Mon ami Tewfiq Abdel-Rahmane, l’auteur de « Avant et après », de « La Fête » et de « Les Journées du mardi », me dit :
— Quoi de neuf, au sujet de la gitane ?
Je lui répondis qu’Al-Makhzangui avait fermé le dépôt et refusait d’ouvrir.
Le dépôt demeura fermé jusqu’à ce que le bon Dieu nous ait ouvert à tous les portes de sa Miséricorde.
C’est la gitane qui était venue, la reine des gitans. D’une indécente beauté et d’une impétuosité insolente. Elle tenait par la main, la belle Rim, frêle, au corps délicat qui était presque celui d’un jeune garçon, malgré sa féminité mature.
— Aide-moi, monsieur l’ingénieur ! Mabrouka, Oum Radwane, s’est brûlé les doigts. Le feu a pris d’un coup, comme ça, par surprise, que Dieu nous préserve. Les flammes l’ont atteinte. Notre médecine n’est d’aucun secours. Nous avons pratiqué les attouchements d’usage en récitant les sept prières invoquant le seul et l’unique, au nom du prophète, que la paix et les prières soient avec lui, mais sa brûlure ne s’est pas radoucie. Ne trouverais-je pas chez toi, monsieur l’ingénieur, cette pommade pour brûlure, dont on dit que la formule secrète fait des miracles … au nom du prophète ?

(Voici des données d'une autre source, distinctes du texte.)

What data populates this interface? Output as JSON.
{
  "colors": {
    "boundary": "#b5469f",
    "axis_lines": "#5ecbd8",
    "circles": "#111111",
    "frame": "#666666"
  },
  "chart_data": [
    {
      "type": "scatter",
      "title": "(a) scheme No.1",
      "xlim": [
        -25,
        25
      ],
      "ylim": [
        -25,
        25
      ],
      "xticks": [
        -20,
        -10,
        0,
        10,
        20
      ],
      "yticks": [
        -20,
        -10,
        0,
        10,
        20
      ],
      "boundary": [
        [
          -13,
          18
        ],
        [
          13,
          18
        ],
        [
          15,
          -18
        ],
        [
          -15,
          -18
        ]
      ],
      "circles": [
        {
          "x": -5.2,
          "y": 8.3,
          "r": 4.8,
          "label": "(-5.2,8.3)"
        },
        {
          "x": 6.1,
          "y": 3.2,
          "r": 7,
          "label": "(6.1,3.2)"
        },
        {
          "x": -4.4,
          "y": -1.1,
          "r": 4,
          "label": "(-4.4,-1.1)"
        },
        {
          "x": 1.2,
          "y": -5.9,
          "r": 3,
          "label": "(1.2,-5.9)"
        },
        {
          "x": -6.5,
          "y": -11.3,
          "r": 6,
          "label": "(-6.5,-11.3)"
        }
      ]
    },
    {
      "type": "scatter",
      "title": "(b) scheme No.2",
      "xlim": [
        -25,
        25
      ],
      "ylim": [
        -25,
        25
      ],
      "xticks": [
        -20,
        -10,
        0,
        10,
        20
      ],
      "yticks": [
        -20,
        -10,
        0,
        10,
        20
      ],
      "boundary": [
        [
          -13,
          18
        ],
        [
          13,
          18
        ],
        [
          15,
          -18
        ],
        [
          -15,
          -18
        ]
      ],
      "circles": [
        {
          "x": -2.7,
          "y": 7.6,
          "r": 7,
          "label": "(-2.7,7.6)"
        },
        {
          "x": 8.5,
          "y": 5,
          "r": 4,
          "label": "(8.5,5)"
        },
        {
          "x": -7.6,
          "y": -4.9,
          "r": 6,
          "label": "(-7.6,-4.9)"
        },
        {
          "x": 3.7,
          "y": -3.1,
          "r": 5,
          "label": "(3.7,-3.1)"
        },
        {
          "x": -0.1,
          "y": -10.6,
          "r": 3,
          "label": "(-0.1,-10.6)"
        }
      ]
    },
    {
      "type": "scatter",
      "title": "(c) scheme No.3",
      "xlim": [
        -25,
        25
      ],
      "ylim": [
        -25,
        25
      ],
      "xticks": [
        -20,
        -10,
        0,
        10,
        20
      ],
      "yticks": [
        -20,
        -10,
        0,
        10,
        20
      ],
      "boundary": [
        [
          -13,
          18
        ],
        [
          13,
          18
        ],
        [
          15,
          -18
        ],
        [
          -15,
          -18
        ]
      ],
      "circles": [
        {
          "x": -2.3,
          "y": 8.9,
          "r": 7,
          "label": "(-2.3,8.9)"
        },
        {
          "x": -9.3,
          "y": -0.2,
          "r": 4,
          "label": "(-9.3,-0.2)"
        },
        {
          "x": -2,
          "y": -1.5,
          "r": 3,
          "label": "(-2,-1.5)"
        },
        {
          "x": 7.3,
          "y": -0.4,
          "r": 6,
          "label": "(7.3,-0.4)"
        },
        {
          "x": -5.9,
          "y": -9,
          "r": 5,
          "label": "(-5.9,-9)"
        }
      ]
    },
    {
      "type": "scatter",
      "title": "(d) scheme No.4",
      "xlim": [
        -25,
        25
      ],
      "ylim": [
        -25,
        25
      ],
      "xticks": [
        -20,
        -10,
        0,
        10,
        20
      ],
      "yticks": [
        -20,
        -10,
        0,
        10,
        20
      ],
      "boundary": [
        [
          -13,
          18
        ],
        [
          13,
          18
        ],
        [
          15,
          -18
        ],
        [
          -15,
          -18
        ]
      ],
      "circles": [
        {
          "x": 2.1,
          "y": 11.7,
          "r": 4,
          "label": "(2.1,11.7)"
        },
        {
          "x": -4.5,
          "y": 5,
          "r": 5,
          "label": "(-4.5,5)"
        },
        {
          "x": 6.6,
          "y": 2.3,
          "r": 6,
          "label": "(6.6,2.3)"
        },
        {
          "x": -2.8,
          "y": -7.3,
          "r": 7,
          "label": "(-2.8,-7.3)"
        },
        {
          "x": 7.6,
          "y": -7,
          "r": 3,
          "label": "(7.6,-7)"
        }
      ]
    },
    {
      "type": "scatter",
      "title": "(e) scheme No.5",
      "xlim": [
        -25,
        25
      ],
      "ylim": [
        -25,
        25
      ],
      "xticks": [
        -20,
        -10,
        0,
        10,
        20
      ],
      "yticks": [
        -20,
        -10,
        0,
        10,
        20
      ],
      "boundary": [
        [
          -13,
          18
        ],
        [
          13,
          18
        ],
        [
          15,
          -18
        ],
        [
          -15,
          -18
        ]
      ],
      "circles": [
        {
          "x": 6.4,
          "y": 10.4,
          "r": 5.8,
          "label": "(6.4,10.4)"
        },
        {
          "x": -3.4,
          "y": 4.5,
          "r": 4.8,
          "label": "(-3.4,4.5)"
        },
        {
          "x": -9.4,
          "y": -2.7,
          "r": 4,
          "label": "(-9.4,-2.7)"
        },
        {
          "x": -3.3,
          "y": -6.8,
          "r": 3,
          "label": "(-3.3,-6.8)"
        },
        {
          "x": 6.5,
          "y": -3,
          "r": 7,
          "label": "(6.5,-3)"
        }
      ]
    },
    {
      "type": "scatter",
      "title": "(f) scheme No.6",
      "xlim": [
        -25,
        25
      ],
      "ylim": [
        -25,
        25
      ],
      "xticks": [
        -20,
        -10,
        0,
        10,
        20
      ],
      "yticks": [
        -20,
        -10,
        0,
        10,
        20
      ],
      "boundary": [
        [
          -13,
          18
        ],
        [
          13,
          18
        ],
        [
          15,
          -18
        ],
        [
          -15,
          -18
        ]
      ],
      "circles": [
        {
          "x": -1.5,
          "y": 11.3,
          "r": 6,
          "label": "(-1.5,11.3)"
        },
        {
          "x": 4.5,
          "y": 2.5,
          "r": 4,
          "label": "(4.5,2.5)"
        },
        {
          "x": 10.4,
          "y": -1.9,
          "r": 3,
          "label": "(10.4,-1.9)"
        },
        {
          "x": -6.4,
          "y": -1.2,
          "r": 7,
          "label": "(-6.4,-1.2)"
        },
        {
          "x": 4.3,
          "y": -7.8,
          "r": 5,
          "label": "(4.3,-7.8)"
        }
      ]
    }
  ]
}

De son visage parfaitement rond, au teint d’un brun très prononcé, irradiait une lumière intérieure qui subjuguait celui qui le regardait au point de ne pouvoir en détourner les yeux. Son voile transparent, noir — d’un noir parfait — lui tombait sur les épaules, permettant à une mèche de ses cheveux souples de descendre sur son front large. Une mèche rebelle qui refusait de tenir en place quoi qu’elle fît pour la remettre en place de sa main fine, dure, aux doigts longs.

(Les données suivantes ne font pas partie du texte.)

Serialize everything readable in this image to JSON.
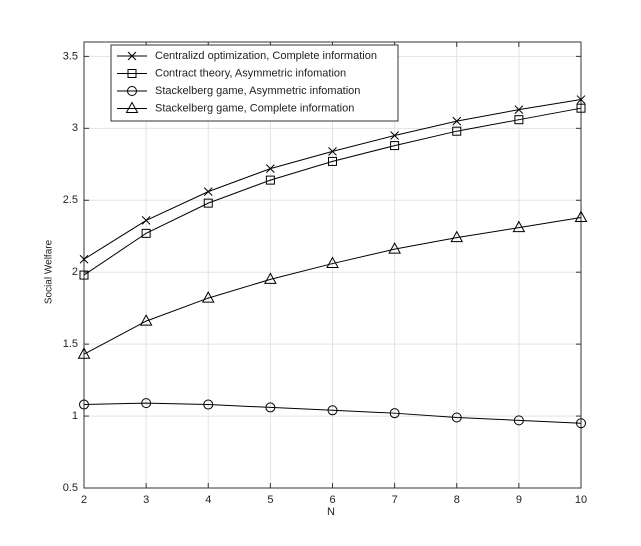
{
  "chart_data": {
    "type": "line",
    "xlabel": "N",
    "ylabel": "Social Welfare",
    "x": [
      2,
      3,
      4,
      5,
      6,
      7,
      8,
      9,
      10
    ],
    "xlim": [
      2,
      10
    ],
    "xticks": [
      2,
      3,
      4,
      5,
      6,
      7,
      8,
      9,
      10
    ],
    "ylim": [
      0.5,
      3.6
    ],
    "yticks": [
      0.5,
      1,
      1.5,
      2,
      2.5,
      3,
      3.5
    ],
    "grid": true,
    "legend": "upper left",
    "series": [
      {
        "name": "Centralizd optimization, Complete information",
        "color": "#000000",
        "marker": "x",
        "values": [
          2.09,
          2.36,
          2.56,
          2.72,
          2.84,
          2.95,
          3.05,
          3.13,
          3.2
        ]
      },
      {
        "name": "Contract theory, Asymmetric infomation",
        "color": "#000000",
        "marker": "square",
        "values": [
          1.98,
          2.27,
          2.48,
          2.64,
          2.77,
          2.88,
          2.98,
          3.06,
          3.14
        ]
      },
      {
        "name": "Stackelberg game, Asymmetric infomation",
        "color": "#000000",
        "marker": "circle",
        "values": [
          1.08,
          1.09,
          1.08,
          1.06,
          1.04,
          1.02,
          0.99,
          0.97,
          0.95
        ]
      },
      {
        "name": "Stackelberg game, Complete information",
        "color": "#000000",
        "marker": "triangle",
        "values": [
          1.43,
          1.66,
          1.82,
          1.95,
          2.06,
          2.16,
          2.24,
          2.31,
          2.38
        ]
      }
    ]
  }
}
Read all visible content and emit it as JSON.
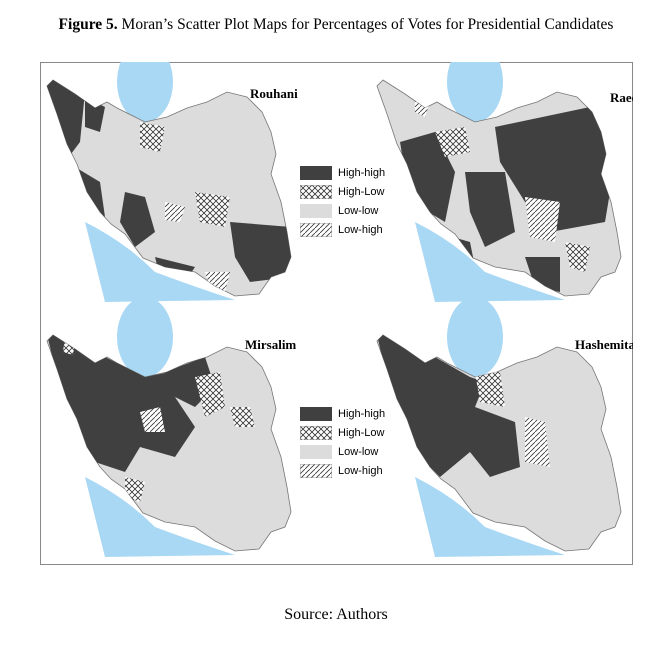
{
  "caption": {
    "label": "Figure 5.",
    "text": " Moran’s Scatter Plot Maps for Percentages of Votes for Presidential Candidates"
  },
  "panels": [
    {
      "title": "Rouhani"
    },
    {
      "title": "Raeesi"
    },
    {
      "title": "Mirsalim"
    },
    {
      "title": "Hashemitaba"
    }
  ],
  "legend": {
    "items": [
      {
        "label": "High-high",
        "fill": "#404040",
        "pattern": "solid"
      },
      {
        "label": "High-Low",
        "fill": "#ffffff",
        "pattern": "crosshatch"
      },
      {
        "label": "Low-low",
        "fill": "#dcdcdc",
        "pattern": "solid"
      },
      {
        "label": "Low-high",
        "fill": "#ffffff",
        "pattern": "diagonal"
      }
    ]
  },
  "colors": {
    "water": "#a9d8f5",
    "border": "#888888"
  },
  "source": "Source: Authors"
}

En se tournant vers Rim, elle lui dit avec un débit rapide :
— Calme-toi, Rim. Patiente et laisse-moi parler à monsieur l’ingénieur.
Rim se balançait sur ses jambes, d’un galbe parfait, pleines et fermes tel un fruit mûr, nues sous une tunique légère, multicolore. Tout en se balançant sur ses jambes, elle se pinçait les lèvres en une moue boudeuse qui exprimait une colère rentrée. Sa face noiraude, pointant en museau, laissait échapper un son entre le grognement et le grondement retenu.
Comment avaient donc fait les gitans pour savoir qu’il y avait dans le dépôt — et plus précisément dans le bureau de hadj Métoualli — la boîte à pharmacie d’usage, d’un blanc passé et sur laquelle étaient représentés le croissant rouge et la croix rouge. Une boîte qui contenait les produits de premiers secours habituels : de la mercurescéine, de l’iodacétone, de la gaze, du coton, de l’alcool pharmaceutique blanc, une fiole à moitié pleine de désinfectant phénique, des tubes de Voltaren et d’Hémoclar, une boîte d’Aspro et d’Alexoprine, du Panadol, des tubes de Dermazin pour les brûlures et une fiole de Dettol.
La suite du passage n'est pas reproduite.